DeKalb starts sewer project in one city, reports huge spill in another

Leigh Violante has lived near Green Street for more than 20 years.

For most of that time, she's tried unsuccessfully to get DeKalb County to address the pungent problem that has given the area a dubious distinction. In a county that's widely susceptible to sewer spills, Green Street is the second most prolific site for overflows — phenomena that routinely foul bike paths and front yards with human waste, feminine hygiene products and toilet paper.

“We would call and we would either get somebody who was inept or we would get somebody who just pushed it away, they would make excuses,” Violante said. “I was told in 2010 that [replacement] pipes had been ordered.”

That was clearly untrue.

But a decade later, Violante and her friends in Decatur’s Oakhurst neighborhood are now seeing concrete signs that things are headed in the right direction — at least in their small pocket of DeKalb, a county struggling to fulfill a long-standing legal agreement to fix its faulty sewage system.

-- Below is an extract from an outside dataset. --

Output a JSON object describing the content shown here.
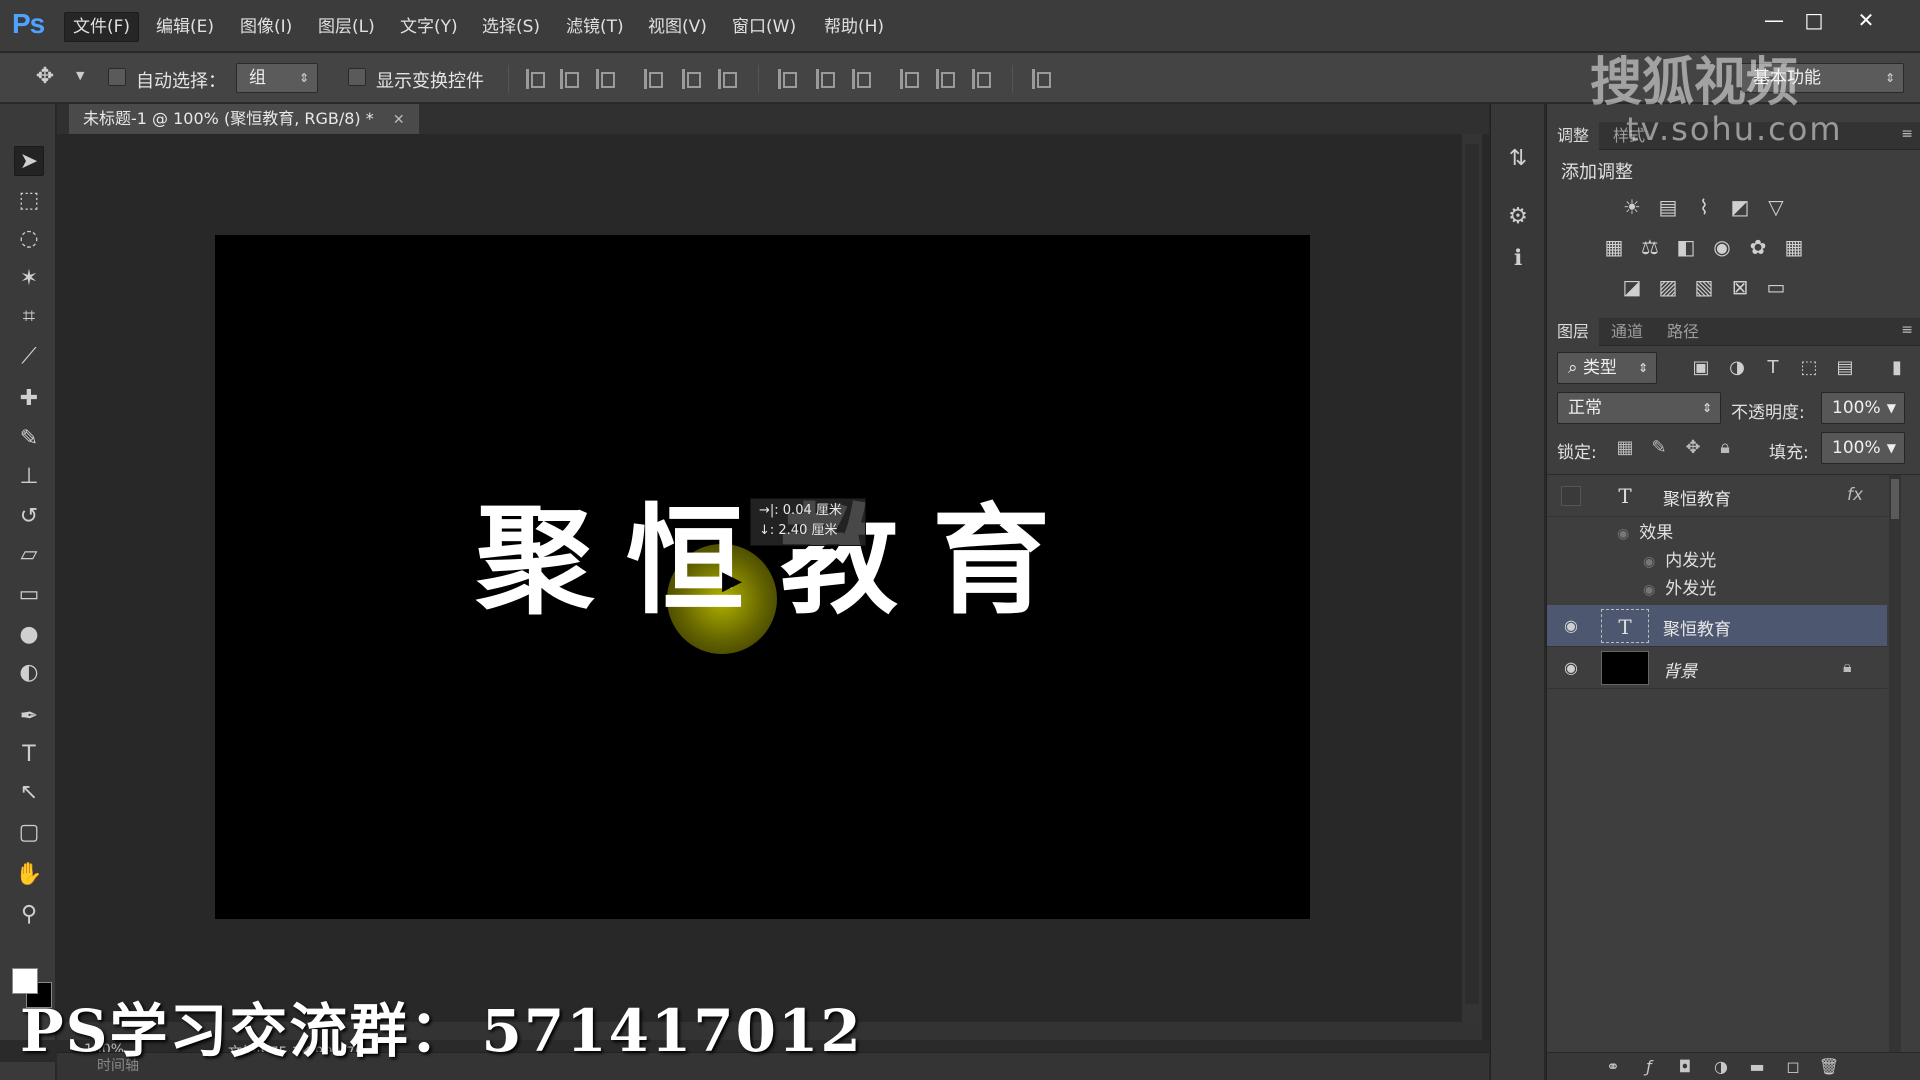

ExploreIN-DEPTH: Despite spate of sewer spills, DeKalb CEO says progress being made

DeKalb CEO Michael Thurmond and leaders from the county's Department of Watershed Management hosted a community meeting Tuesday night to discuss plans for the Green Street area. A $1.2 million project slated to begin in the next two weeks will involve replacing some 1,800 feet of sewer pipe.

Work is expected to last about six months.

During the meeting, Thurmond apologized for the county’s past negligence and incompetence while vowing to make things right, in Oakhurst and elsewhere.


“We’re going to go all across this county and get the job done,” Thurmond said. “But you can’t undo 40 years of neglect in three years.”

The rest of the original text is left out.